Connecting Rare Disease Patients Globally
Waldenström macroglobulinemia (WM) is a rare form of blood cancer.
The last marathon
Written by giorgio_va, published 11 days ago.
After I turned 40 years old, I wanted to try running, and gradually I started running longer and longer distances, until I reached the marathon. This activity has become the measure of my well-being, and keeps me in shape, both physically and psychologically.
In each of the last 8 years I've run an official marathon, making it in around 4 hours.
Last year I carried out a perfect workout plan, and I ran the race (Venice Marathon) in 3 hours 55'10". When I crossed the finish line I didn't even feel the need to sit down, I changed standing up! Fantastic!
After a month, during a cardiac check up for a few episodes of high blood pressure, I gave the doctor my latest blood tests. Dated back almost a year before, I had taken them in preparation for surgery (removal of the parathyroid glands).

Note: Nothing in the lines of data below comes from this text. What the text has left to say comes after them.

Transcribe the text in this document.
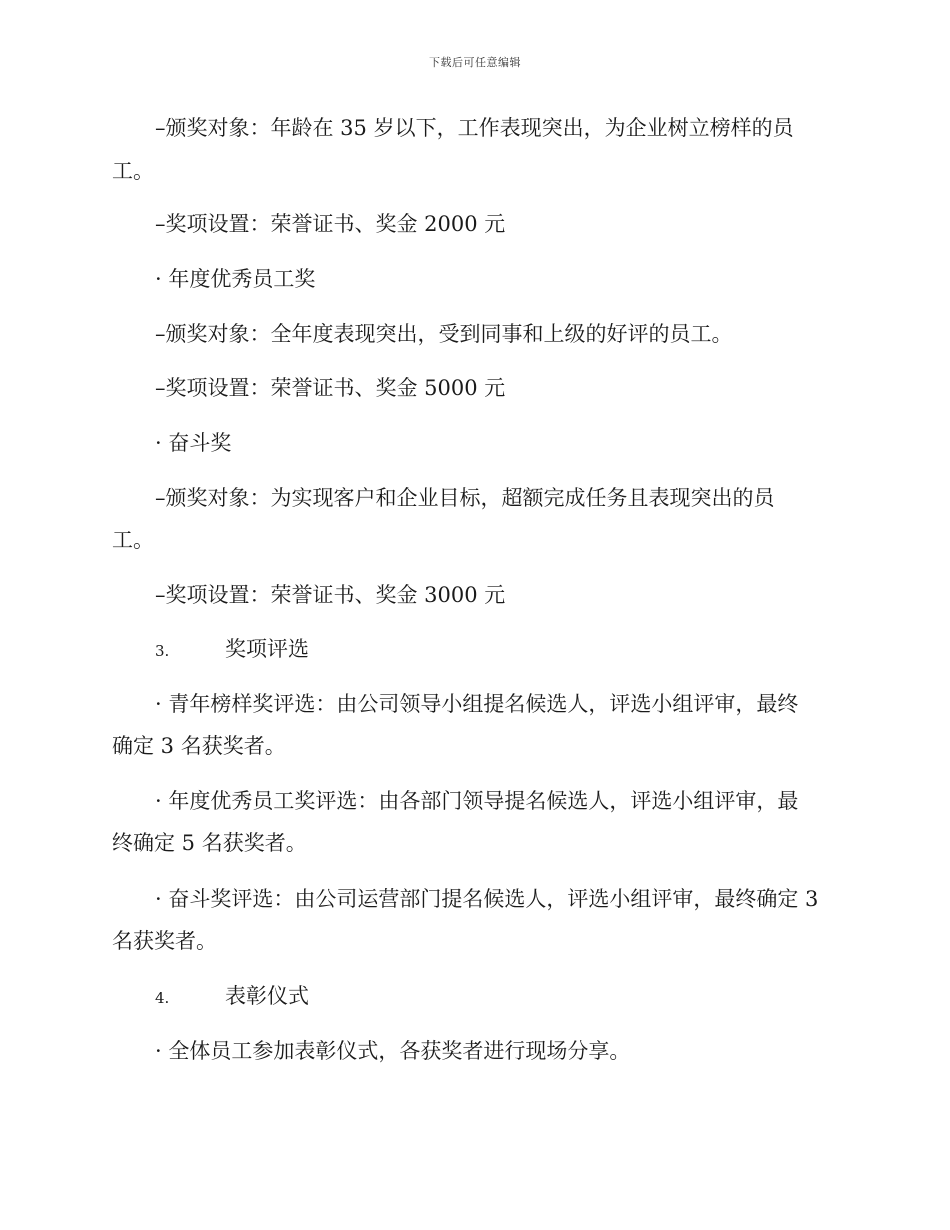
下载后可任意编辑
–颁奖对象：年龄在 35 岁以下，工作表现突出，为企业树立榜样的员
工。
–奖项设置：荣誉证书、奖金 2000 元
· 年度优秀员工奖
–颁奖对象：全年度表现突出，受到同事和上级的好评的员工。
–奖项设置：荣誉证书、奖金 5000 元
· 奋斗奖
–颁奖对象：为实现客户和企业目标，超额完成任务且表现突出的员
工。
–奖项设置：荣誉证书、奖金 3000 元
3.	奖项评选
· 青年榜样奖评选：由公司领导小组提名候选人，评选小组评审，最终
确定 3 名获奖者。
· 年度优秀员工奖评选：由各部门领导提名候选人，评选小组评审，最
终确定 5 名获奖者。
· 奋斗奖评选：由公司运营部门提名候选人，评选小组评审，最终确定 3
名获奖者。
4.	表彰仪式
· 全体员工参加表彰仪式，各获奖者进行现场分享。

And no doctor had pointed out the chart that appeared at the end, a curve of almost insignificant entity, but which indicated a suspicious monoclonal component (18%).
From there it all started.
The following tests confirmed a 22% monoclonal component, IgM value of 1950 mg/dL, and K chains. In the urine test Bence Jones protein and K free chains were found.
Diagnosed with MGUS, I was prescribed a series of check ups. Abdomen EG, chest CT scan, low-dose total body CT scan, Creatine Clearance. All were negative.
In March 2012, however, they carried out a BOM, which showed a lymphoplasmacytic lymphoma (IgM and CD 20+), with residual bone marrow of approximately 40%. Based on these tests, and on the blood tests, the diagnosis of Waldenstrom's Syndrome was confirmed, and I was told to continue the tests every three months.
In July, the gamma globulin decreased to 20%, my blood tests are stable, but the creatinine remains around the value of 1.4.
Despite what seemed to be stable to me, my doctor wanted me to begin the therapy with bendamustine and Rituxan in October.
I was puzzled and following my family's pressure, I consulted the chief of oncology at the San Raffaele in Milan. After visiting me and having examined the blood levels, the Chief confirms that his approach is not to start therapy for the time being.
In early October, my blood tests again confirmed to be stable, with gamma globulin at 20.4%. Considering the opinion of the chief of the San Raffaele, even the oncologist who was treating me at this point decided to postpone therapy, and tells me to go for follow up visits every four months.
This is the story from a clinical point of view.
From a physical point of view: Physically I haven't (yet) any noticeable symptoms. Psychologically, after the assignment of the "pink card" exemption for health service payments, due to a serious illness, it was a hard blow.
What will happen? Is it just a matter of time, and then the first symptoms will appear, and I will have to face the evidence of my illness and start treatment? How much time?
Under present conditions, my life could continue with the same pace as before, the same interests, if it weren't for this nagging question.
On the other hand, sometimes I think that this notice gives me a chance to get used to the idea and to face what might happen sooner or later.
When I look at the cases reported by some other members of the community, I think I should still feel lucky, because this disease struck me at a quite advanced age. Therefore, even with their help, I can exercise to run this last marathon in the best way.